YOUR SOLIN GENERATED RECIPE
Pan-Seared Salmon with Lemon-Dill Sauce
Pan-seared salmon fillet with a crispy skin served alongside tender asparagus and a bright, velvety lemon-dill yogurt sauce.
INGREDIENTS
6 oz salmon fillet
1 cup asparagus
0.25 cup plain Greek yogurt
1 tbsp lemon juice
1 tsp fresh dill
1 tsp olive oil
1 clove garlic
0.25 tsp sea salt
0.25 tsp black pepper
PREPARATION
Pat the salmon fillet dry with paper towels and season both sides with half of the sea salt and black pepper.
In a small bowl, whisk together the Greek yogurt, lemon juice, chopped fresh dill, and minced garlic until smooth.
Heat olive oil in a non-stick skillet over medium-high heat until shimmering.

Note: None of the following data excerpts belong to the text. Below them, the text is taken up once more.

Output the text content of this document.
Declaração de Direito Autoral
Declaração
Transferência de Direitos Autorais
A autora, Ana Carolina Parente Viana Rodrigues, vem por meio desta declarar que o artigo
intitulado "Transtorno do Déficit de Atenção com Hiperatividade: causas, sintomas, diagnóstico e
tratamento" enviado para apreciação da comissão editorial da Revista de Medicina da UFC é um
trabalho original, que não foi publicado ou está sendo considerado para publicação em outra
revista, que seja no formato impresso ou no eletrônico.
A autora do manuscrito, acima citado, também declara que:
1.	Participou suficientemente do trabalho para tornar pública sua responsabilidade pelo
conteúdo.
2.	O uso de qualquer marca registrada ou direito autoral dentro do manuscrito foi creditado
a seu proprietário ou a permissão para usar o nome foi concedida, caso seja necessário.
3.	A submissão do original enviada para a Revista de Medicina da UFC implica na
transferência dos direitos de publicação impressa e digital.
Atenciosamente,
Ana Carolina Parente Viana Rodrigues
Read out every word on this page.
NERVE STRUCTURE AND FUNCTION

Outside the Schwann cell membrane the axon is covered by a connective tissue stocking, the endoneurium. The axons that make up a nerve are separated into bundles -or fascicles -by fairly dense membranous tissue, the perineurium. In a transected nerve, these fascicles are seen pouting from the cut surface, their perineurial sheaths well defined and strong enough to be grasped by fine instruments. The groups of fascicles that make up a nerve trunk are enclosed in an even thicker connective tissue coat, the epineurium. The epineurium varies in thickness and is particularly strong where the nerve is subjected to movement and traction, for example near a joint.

Place the salmon skin-side down in the pan and sear for 4-5 minutes until the skin is golden and crispy.
Flip the salmon and cook for another 2-3 minutes until the fish is opaque and flakes easily with a fork.
Remove the salmon from the pan and add the asparagus spears to the same skillet, sautéing for 3-4 minutes until tender-crisp.
Plate the salmon and asparagus, then drizzle with the prepared lemon-dill sauce.